YOU CAN GET a great workout by walking up the stairs in a tall building. The only problem is that you can’t watch TV while doing it—hence the popularity of stationary stair-climbing machines. But is it the same? If your goal is to burn calories, does it make any difference which you choose? That’s actually a great physics question, and we can get a pretty good mental workout with it. Shall we?
OK, what is a calorie, anyway? It’s a unit of energy, defined as the amount of energy needed to raise the temperature of 1 liter of water by 1 degree Celsius. (This is your common “food calorie”: chemists confusingly use a calorie measure that’s 1,000 times smaller.) Of course, in physics we prefer to measure energy in joules. Just to give you a feel for this unit, if you lift a textbook from the floor to a table, that would take about 10 joules.
Now, the work-energy principle says that in order to change the energy of a system, you need to add energy to (or remove energy from) the system. That seems obvious, but it’s actually useful. We call the energy input (or output) “work.” Work is done on a system by applying a force over some distance.

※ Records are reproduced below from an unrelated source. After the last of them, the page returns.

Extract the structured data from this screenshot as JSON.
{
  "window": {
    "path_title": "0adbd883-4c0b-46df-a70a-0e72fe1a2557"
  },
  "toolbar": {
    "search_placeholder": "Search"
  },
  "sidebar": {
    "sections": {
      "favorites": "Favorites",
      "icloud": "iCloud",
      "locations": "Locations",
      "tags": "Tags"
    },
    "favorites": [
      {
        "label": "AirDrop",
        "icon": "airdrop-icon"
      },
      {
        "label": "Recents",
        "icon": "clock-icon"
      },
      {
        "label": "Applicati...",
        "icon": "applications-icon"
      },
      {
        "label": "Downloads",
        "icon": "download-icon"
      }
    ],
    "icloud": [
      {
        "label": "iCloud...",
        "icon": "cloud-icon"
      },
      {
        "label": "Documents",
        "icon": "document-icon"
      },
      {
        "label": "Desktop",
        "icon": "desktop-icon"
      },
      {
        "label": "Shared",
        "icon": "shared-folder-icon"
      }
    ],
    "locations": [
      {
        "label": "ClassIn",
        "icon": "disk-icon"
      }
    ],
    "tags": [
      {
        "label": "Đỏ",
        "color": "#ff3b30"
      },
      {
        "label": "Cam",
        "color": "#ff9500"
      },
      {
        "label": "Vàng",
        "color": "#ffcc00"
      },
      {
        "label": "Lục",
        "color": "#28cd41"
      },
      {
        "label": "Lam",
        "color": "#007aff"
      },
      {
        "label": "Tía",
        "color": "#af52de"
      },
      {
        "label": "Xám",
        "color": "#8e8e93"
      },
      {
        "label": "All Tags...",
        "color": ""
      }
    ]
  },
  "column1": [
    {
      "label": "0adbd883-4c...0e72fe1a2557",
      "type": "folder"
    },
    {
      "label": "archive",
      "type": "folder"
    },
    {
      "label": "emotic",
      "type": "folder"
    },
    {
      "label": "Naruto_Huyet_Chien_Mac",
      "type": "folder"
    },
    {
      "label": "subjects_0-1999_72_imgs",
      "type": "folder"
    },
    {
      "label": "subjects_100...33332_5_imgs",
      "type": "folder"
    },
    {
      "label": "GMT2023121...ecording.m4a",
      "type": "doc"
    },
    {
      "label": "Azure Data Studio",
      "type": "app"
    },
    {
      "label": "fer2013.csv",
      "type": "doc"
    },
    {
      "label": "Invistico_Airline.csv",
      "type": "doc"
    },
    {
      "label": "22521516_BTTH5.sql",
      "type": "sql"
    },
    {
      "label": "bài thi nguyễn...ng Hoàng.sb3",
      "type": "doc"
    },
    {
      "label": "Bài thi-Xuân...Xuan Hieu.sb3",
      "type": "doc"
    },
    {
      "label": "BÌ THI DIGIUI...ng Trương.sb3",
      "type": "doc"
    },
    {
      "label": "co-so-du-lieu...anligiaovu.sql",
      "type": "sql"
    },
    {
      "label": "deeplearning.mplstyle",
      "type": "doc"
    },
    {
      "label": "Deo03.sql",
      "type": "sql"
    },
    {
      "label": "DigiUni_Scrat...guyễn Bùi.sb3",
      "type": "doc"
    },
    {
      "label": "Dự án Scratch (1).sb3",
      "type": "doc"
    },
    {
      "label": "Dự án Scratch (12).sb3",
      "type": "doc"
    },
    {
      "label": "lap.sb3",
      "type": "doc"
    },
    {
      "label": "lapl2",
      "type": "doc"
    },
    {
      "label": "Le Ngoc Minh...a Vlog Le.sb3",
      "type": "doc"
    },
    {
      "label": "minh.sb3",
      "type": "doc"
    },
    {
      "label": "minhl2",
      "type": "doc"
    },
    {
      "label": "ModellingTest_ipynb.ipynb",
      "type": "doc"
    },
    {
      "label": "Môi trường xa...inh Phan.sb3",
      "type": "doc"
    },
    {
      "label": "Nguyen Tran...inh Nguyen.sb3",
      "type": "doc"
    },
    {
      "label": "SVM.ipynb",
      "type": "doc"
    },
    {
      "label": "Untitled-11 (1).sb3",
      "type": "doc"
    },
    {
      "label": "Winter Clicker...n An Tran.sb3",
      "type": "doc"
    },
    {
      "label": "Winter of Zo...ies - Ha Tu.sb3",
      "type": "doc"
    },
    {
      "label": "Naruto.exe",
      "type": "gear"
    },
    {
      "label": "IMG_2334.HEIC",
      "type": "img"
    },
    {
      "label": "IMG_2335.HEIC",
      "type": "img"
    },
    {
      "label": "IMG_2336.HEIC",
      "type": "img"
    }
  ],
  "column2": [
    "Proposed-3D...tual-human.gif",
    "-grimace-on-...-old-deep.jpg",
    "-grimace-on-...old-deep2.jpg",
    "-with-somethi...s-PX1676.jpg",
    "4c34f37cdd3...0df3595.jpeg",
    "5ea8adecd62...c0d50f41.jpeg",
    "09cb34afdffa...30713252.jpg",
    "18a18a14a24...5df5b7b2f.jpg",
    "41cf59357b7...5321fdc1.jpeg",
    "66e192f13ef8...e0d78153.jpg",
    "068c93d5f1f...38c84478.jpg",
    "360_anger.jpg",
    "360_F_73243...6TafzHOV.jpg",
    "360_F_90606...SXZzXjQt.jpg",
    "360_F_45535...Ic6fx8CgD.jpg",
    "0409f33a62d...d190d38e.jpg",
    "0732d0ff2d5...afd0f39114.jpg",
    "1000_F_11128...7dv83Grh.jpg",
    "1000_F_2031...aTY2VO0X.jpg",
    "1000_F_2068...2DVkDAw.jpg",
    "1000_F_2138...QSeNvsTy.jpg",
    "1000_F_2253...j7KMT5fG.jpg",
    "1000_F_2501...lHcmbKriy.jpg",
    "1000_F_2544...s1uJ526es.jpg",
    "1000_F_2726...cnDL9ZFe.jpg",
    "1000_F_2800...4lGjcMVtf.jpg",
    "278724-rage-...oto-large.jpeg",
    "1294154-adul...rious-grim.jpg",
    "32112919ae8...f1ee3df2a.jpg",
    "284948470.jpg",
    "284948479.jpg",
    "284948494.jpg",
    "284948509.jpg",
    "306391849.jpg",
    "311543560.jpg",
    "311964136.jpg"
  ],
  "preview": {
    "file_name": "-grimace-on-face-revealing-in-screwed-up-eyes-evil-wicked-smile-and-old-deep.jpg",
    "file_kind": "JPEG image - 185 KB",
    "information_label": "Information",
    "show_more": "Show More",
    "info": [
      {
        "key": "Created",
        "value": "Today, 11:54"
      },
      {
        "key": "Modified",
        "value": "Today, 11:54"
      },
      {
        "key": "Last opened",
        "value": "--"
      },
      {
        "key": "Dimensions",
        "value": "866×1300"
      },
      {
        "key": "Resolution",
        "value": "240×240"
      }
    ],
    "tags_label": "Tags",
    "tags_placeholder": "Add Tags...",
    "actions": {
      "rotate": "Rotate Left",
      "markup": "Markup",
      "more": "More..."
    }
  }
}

Let's go back to the case of lifting a book off the floor. The first thing we need to do is define our “system.” That tells us what kinds of changes in energy we’re going to deal with. So I'm going to use the system consisting of the book and the Earth. Since the book can move, it can have kinetic energy (K), which depends on its mass (m) and velocity (v). And with Earth in the system, we can also have gravitational potential energy (U). This depends on the mass of the book, the gravitational field (g), and the height of the book above the floor (y).